Cinderella marries Prince Charming. Aladdin weds Princess Jasmine. In 50 Shades of Grey, Ana falls for Christian. From bedtime stories to films, we are exposed to a repeated idea: that love, or at least lust, crosses class lines. In fiction, cross-class relationships either end in marriage and happily-ever-after, or else in dissolution and even death. But what happens in real life?
Last year, I set out to answer this question by interviewing college-educated men and women who had married partners from different class backgrounds, for my book The Power of the Past: Understanding Cross-Class Marriages. Not surprisingly, their relationships had little in common with the romances we see in the movies. Class had shaped each spouse so much that the people I interviewed had more in common with strangers.
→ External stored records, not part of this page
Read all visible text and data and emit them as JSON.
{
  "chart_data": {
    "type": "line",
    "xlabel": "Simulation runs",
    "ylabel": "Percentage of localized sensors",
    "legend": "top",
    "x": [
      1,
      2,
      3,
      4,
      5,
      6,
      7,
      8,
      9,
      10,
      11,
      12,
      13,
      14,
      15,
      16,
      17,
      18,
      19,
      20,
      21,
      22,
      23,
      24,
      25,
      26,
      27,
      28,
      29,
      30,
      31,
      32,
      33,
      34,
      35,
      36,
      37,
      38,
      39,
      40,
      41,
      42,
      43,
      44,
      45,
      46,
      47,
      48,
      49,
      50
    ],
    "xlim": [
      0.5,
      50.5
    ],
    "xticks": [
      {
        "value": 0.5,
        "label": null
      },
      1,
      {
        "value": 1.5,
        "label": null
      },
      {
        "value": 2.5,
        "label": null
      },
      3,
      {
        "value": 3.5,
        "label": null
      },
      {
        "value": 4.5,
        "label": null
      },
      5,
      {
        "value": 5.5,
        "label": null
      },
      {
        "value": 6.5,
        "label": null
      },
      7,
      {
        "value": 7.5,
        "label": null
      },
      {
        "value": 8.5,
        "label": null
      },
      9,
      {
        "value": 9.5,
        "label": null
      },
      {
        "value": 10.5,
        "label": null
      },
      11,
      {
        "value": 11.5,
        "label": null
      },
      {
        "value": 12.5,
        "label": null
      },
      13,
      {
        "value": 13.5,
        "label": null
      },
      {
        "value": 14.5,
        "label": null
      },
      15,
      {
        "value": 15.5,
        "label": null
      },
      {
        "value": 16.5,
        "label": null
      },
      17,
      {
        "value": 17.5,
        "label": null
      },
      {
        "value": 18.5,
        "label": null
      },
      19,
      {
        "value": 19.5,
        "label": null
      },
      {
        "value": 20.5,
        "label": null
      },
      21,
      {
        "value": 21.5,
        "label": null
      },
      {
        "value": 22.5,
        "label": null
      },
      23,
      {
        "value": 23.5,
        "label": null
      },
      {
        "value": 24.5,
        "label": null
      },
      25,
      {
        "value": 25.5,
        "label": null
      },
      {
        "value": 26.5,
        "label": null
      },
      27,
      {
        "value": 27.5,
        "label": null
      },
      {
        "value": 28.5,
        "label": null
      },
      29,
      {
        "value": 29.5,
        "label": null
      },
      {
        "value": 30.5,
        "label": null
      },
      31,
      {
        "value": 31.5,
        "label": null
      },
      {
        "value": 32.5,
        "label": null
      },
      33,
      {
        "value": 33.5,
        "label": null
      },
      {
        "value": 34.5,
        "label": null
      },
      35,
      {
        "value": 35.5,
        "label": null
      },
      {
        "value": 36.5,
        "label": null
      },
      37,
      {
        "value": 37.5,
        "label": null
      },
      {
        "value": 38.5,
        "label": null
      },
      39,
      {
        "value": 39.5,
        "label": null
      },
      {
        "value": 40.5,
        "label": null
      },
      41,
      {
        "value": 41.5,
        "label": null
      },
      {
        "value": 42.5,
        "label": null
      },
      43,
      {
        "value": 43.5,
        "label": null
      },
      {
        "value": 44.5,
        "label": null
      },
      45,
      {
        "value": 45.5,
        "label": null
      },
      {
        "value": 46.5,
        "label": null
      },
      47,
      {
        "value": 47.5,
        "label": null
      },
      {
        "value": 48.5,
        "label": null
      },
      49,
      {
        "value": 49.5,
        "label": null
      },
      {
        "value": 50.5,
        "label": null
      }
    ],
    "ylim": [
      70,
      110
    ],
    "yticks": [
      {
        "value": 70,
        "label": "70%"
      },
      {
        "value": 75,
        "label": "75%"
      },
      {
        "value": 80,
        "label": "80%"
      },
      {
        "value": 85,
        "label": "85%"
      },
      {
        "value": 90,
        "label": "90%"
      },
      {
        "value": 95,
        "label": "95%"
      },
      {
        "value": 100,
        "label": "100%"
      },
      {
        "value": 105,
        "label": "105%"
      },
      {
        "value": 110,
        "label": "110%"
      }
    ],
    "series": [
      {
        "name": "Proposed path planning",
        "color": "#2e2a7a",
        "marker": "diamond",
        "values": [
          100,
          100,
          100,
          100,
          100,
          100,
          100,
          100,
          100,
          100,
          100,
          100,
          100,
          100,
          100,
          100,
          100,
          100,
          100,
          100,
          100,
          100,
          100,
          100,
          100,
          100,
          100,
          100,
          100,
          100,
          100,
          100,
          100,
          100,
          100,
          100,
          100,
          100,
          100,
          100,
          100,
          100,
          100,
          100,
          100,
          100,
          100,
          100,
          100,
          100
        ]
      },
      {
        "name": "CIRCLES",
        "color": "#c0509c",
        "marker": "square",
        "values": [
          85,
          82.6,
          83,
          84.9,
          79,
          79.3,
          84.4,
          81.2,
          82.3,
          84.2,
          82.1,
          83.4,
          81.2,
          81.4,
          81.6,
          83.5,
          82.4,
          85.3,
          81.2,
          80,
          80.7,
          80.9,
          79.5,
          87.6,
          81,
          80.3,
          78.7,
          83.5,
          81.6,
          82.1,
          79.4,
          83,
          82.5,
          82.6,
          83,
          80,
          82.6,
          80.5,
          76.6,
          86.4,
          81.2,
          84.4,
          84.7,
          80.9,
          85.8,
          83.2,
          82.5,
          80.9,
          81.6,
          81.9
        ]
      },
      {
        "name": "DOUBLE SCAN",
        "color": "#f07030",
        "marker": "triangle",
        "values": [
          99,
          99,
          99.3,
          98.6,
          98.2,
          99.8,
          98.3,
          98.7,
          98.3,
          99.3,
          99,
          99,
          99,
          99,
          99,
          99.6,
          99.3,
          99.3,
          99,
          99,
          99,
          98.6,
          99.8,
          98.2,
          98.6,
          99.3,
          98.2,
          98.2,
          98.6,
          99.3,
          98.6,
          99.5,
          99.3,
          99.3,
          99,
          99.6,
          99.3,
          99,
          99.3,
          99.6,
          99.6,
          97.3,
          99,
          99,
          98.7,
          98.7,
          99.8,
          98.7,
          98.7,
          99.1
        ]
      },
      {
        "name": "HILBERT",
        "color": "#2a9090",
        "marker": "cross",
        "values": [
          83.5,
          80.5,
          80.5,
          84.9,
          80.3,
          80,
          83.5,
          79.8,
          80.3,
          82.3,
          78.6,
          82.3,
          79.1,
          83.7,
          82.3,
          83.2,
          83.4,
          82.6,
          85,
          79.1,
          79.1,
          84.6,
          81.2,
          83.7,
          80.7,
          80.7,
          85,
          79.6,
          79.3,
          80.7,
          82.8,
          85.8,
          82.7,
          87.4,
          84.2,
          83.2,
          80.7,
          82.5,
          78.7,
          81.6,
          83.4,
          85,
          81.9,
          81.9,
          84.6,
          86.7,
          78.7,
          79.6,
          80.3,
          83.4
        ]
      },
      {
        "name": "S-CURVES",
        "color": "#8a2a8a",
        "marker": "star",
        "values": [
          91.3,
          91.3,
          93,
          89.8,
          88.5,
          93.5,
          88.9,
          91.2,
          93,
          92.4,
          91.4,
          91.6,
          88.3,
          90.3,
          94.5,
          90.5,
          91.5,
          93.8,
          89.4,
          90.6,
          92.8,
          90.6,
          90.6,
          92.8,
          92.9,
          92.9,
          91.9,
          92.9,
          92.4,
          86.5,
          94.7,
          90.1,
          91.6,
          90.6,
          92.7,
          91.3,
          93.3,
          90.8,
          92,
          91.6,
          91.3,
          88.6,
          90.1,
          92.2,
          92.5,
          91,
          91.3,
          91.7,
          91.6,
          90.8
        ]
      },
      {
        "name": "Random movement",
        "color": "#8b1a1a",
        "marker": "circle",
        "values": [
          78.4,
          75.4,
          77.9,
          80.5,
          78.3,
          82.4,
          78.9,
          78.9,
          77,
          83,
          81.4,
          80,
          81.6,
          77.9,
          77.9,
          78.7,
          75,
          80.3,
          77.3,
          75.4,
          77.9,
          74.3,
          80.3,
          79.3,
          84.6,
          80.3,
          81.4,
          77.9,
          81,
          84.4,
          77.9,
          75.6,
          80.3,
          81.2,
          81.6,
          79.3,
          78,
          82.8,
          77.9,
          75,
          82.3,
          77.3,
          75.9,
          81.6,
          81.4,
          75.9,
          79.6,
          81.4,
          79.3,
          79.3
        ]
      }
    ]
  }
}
Most of the time, couples’ recognition of their different pasts was acknowledged in little more than a comment about their father’s job or a lavish family vacation. Few people I spoke to reported having parents who plotted against their children’s relationships, or felt they were subject to social stigma for their cross-class relationship.
In fact, it’s usually not until meeting their in-laws that the couples themselves tend to become aware of their differences: More privileged partners spoke of the shock of walking into a house with hundreds of crystal figurines or trying to eat spam with a smile. Less privileged partners told stories of mistaking a “night sail” for a “night sale,” puzzling over how to use a dishwasher, and taking note that their in-laws prefer the theater to the rodeo.